The airflow speed when the cotton block begins to slide along the horizontal pipe is called the starting speed; during the fiber descent process, the speed when the air resistance and gravity are equal is called the terminal speed; the cotton block is maintained while being transported in the horizontal pipe The speed of airflow in the air is called airborne speed. Generally, the starting speed is close to the terminal speed. The airborne speed can be calculated according to the theoretical formula. When transporting fibers or cotton blocks, the theoretical airborne speed can be calculated according to the Davis formula, or it can be calculated according to the empirical formula:
Airborne speed vs = (2.4～3.7)vt
Where: vs — airborne speed, m/s;
vt — terminal speed, m/s.
Therefore, when transporting in horizontal pipelines, the air flow velocity should be larger than that in vertical pipelines.

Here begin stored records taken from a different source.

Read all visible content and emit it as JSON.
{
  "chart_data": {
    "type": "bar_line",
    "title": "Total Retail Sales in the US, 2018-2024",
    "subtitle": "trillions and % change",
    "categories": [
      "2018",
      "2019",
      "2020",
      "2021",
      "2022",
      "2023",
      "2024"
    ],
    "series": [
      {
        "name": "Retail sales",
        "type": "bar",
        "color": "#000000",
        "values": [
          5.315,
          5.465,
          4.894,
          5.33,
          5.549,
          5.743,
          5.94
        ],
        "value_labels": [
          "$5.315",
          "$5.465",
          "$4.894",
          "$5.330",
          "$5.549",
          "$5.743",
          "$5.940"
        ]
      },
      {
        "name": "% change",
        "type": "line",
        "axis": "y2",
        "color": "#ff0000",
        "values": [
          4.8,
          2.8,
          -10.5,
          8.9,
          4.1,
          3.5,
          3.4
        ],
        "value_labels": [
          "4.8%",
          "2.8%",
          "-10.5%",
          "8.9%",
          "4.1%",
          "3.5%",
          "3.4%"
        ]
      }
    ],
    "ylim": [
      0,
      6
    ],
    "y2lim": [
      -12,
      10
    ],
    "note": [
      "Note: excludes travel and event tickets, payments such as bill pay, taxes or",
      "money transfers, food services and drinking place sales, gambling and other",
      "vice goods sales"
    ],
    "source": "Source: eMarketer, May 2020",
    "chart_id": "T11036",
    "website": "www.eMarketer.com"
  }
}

In horizontal pipeline transportation, the leisure speed of the fiber medium and the relative speed of the fluid have a certain impact on pipeline transportation. In general theoretical analysis, it is believed that the leisure speed of the fiber medium should be close to the air flow speed. In fact, because there are many cotton pieces of different sizes being transported, and the flow rate at each point of the airflow is inconsistent, coupled with the influence of gravity, the cotton pieces collide with each other and rub with the pipe wall on all sides, which reduces the leisure speed of the fiber medium. . According to theoretical derivation and practical summary, the conveying speed and mixing ratio of several materials are shown in the table below.